Yup, he’s his Daddy’s little boy, that’s for sure. No doubt about it.
The questions have been coming fast and furious as soon as he turned three.
It started with ” where do sloths live?” and I said, “Let’s go to the library tomorrow and do some research.”
The next day we went to the library and checked out a few book about sloths.
After that it was “let’s do research” about everything that had been cooking in his brilliant little mind.
“I love the solar system, my favorite planet is Neptune, I love Neptune because it has rings. We live on planet Earth. I want to know about astronauts.”
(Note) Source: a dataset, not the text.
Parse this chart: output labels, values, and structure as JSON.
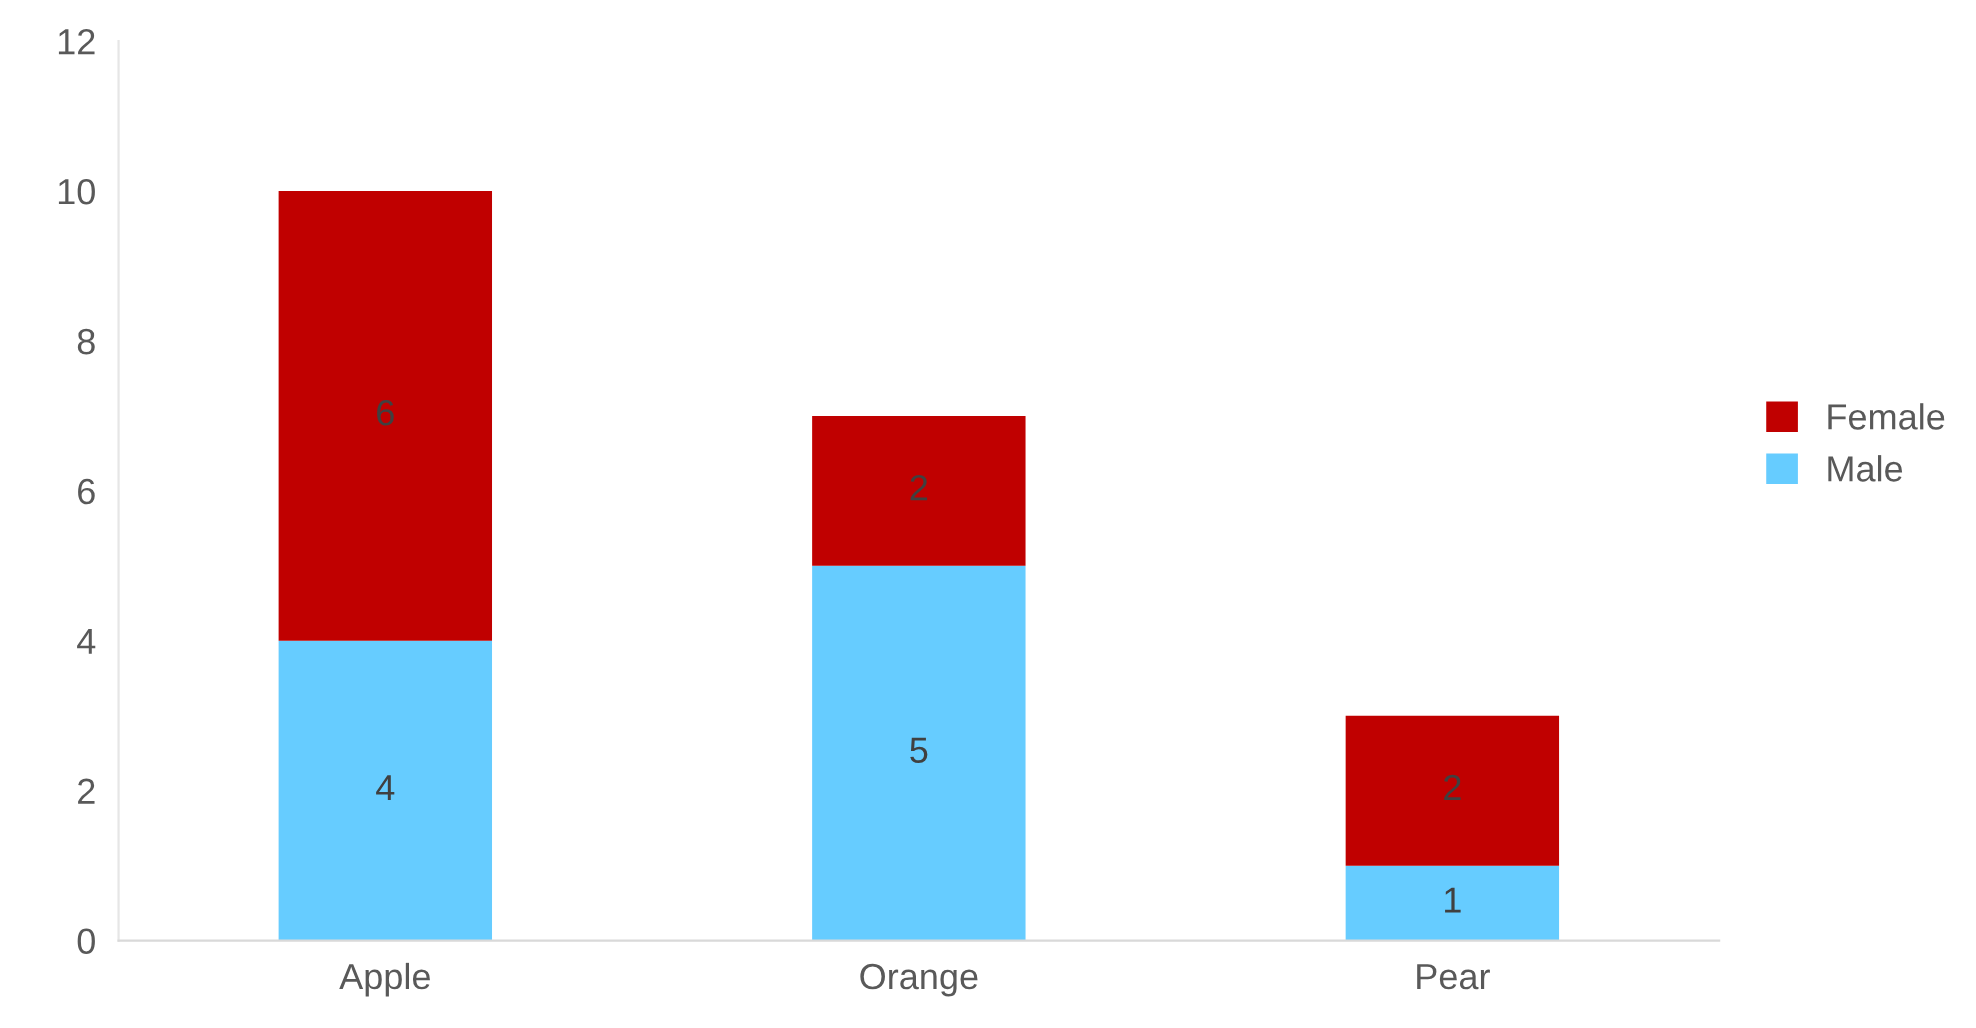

Another trip to the library; more books. When he learned that astronauts wear diapers in space, he had to repeat that fact at least a hundred times.
“What happened to dinosaurs?” “Why aren’t there dinosaurs anymore? Why are they only in museums? Why are they just skeletons now?”
“What’s lightening?” “How does electricity work?” “How does a volcano erupt?” “How do bees make honey?”
That question couldn’t be answered very easily with a book, so we did something really special: computer research. We found a video that explained it in a way a toddler could understand. I have to admit that I didn’t know exactly how bees made honey and what we learned made me appreciate the importance of bees even more than I did before. For example, did you know that forager bees have two stomachs, one just to capture the pollen that will eventually turn into honey? Or that some of the jobs that other bees in the colony have is to vomit the contents of their stomach into a succession of about twenty other bees’ stomachs so that certain chemical changes can take place? Or that all the bees work together to flap their wings and evaporate the liquid when first placed in the comb and that when the liquid becomes thickened—well, that’s the end product—honey. In order to produce just one pound of honey, 2 million flowers must be visited. A hive of bees must fly 55,000 miles to produce a pound of honey. One bee colony can produce 60 to 100 pounds of honey per year. An average worker bee makes only about 1/12 teaspoon of honey in its lifetime. I’m THIS MANY YEARS old and never knew all of that. It took a brilliant 3.5 year old child to teach me!
Finally, my very observant little grandson said this… “Why don’t you eat meat, Grandma?” When I gave him a simple answer about how I love animals and don’t like to eat them, he said he didn’t like to eat animals either. His mom told me that later that afternoon, he asked her why Grandma doesn’t like to eat animals.
I’m so grateful to be able to generate a thought process like that. We are in desperate need of his generation to make the world a better place. Kinder, more compassionate. More empathy for all living creatures with whom we co-exist on this planet and learn to become better stewards of our oceans and the air we all breathe.
He’s so adorably exuberantly awkward in his joie de vivre. But me? I’m beyond exhausted with so much to be grateful for this Thanksgiving.